Enfin, la capture de certains régimes de vol échappera totalement au système de télémétrie RF : c’est le cas lors de la mise à feu à l’intérieur du tube de lancement et lors de la phase transitoire de fonctionnement qui suit peu après.



C’est pourquoi une équipe technique de l’IDF et la société Goldtec propose la possibilité d’intégrer au missile un système enregistreur de données sous la forme de circuits intégrés et embarqués à bord du missile.

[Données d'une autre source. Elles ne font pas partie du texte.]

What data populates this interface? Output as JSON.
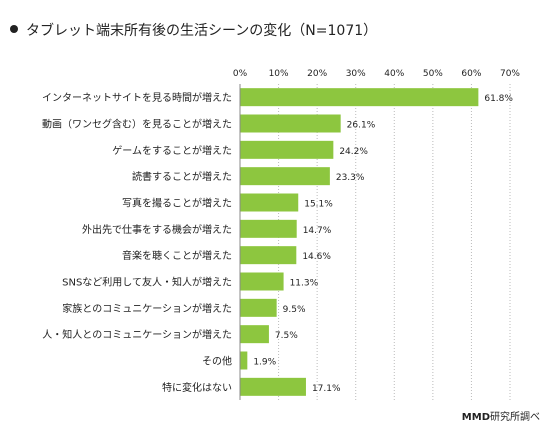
{
  "title": "タブレット端末所有後の生活シーンの変化（N=1071）",
  "source_brand": "MMD",
  "source_suffix": "研究所調べ",
  "colors": {
    "bar": "#8dc63f",
    "axis": "#888888",
    "grid": "#bbbbbb",
    "text": "#222222"
  },
  "chart_data": {
    "type": "bar",
    "orientation": "horizontal",
    "title": "タブレット端末所有後の生活シーンの変化（N=1071）",
    "xlim": [
      0,
      70
    ],
    "ticks": [
      "0%",
      "10%",
      "20%",
      "30%",
      "40%",
      "50%",
      "60%",
      "70%"
    ],
    "tick_values": [
      0,
      10,
      20,
      30,
      40,
      50,
      60,
      70
    ],
    "grid": "vertical dotted",
    "categories": [
      "インターネットサイトを見る時間が増えた",
      "動画（ワンセグ含む）を見ることが増えた",
      "ゲームをすることが増えた",
      "読書することが増えた",
      "写真を撮ることが増えた",
      "外出先で仕事をする機会が増えた",
      "音楽を聴くことが増えた",
      "SNSなど利用して友人・知人が増えた",
      "家族とのコミュニケーションが増えた",
      "人・知人とのコミュニケーションが増えた",
      "その他",
      "特に変化はない"
    ],
    "values": [
      61.8,
      26.1,
      24.2,
      23.3,
      15.1,
      14.7,
      14.6,
      11.3,
      9.5,
      7.5,
      1.9,
      17.1
    ],
    "value_labels": [
      "61.8%",
      "26.1%",
      "24.2%",
      "23.3%",
      "15.1%",
      "14.7%",
      "14.6%",
      "11.3%",
      "9.5%",
      "7.5%",
      "1.9%",
      "17.1%"
    ]
  }
}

Le système d’enregistrement est totalement indépendant et autonome par rapport au régime de vol, et ne requiert pas une modification particulière de l’architecture du système d’arme qui l’utilise.
Typiquement, lors d’un tir de missile Spike-MR, le système enregistreur proposé pourra donc rassembler tout un ensemble de données pertinentes pour l’analyse du vol, soit en particulier :
– un enregistrement vidéo à l’aide de la caméra qui est logée en tête du missile, pendant toute la durée du vol jusqu’à ce que le missile frappe sa cible, et ceci dans des conditions de jour comme de nuit;
– un relevé des mesures de vitesse et d’altitude du missile à tout moment;
– une sauvegarde des données provenant des différents capteurs installés sur le missile, en particulier celles provenant du capteur CCD
Ainsi, il est plus facile d’accéder aux données critiques du vol afin de savoir exactement ce qui s’est passé lors d’un cas de panne.
La mise au point du système d’enregistrement a nécessité environ deux ans, le développement ayant été mené conjointement entre les équipes de l’IDF, de Goldtec et du fabricant Rafael du missile Spike-MR sur lequel le système enregistreur sera utilisé en premier.
Sa taille réduite et son poids minimal maintiennent les performances actuelles du missile auquel il s’adapte sans difficulté majeure, et sans recours à un matériel particulier ou un personnel qualifié supplémentaire.
Par rapport au système qui était utilisé jusqu’à présent et qui pouvait peser jusqu’à 20 kg (mais utilisé uniquement par le fabricant du missile pour les phases de développement et de qualification), REVITAL fournit donc un gain de poids inégalé et une possibilité d’utilisation permanente sur le champ des opérations, avec un débriefing rapide des performances.
L’enregistrement des paramètres de vol permet donc d’avoir un accès aux paramètres de trajectoire et d’envisager une analyse des dysfonctionnements rencontrés sur la base des mesures du système obtenues en temps réel lors des conditions de fonctionnement réel.
Comme dans le cas des équipes ayant travaillé sur le Spike israélien, d’autres industriels étudient avec attention le choix d’une solution enregistreur de données en temps réel à l’aide de circuits intégrés embarqués. Dans tous les cas, le but recherché est le même, à savoir enregistrer puis analyser des paramètres de vol suite à un problème de fonctionnement quel qu’il soit, de manière à réduire le nombre d’essais pour qualifier le système et le mettre à disposition des forces armées.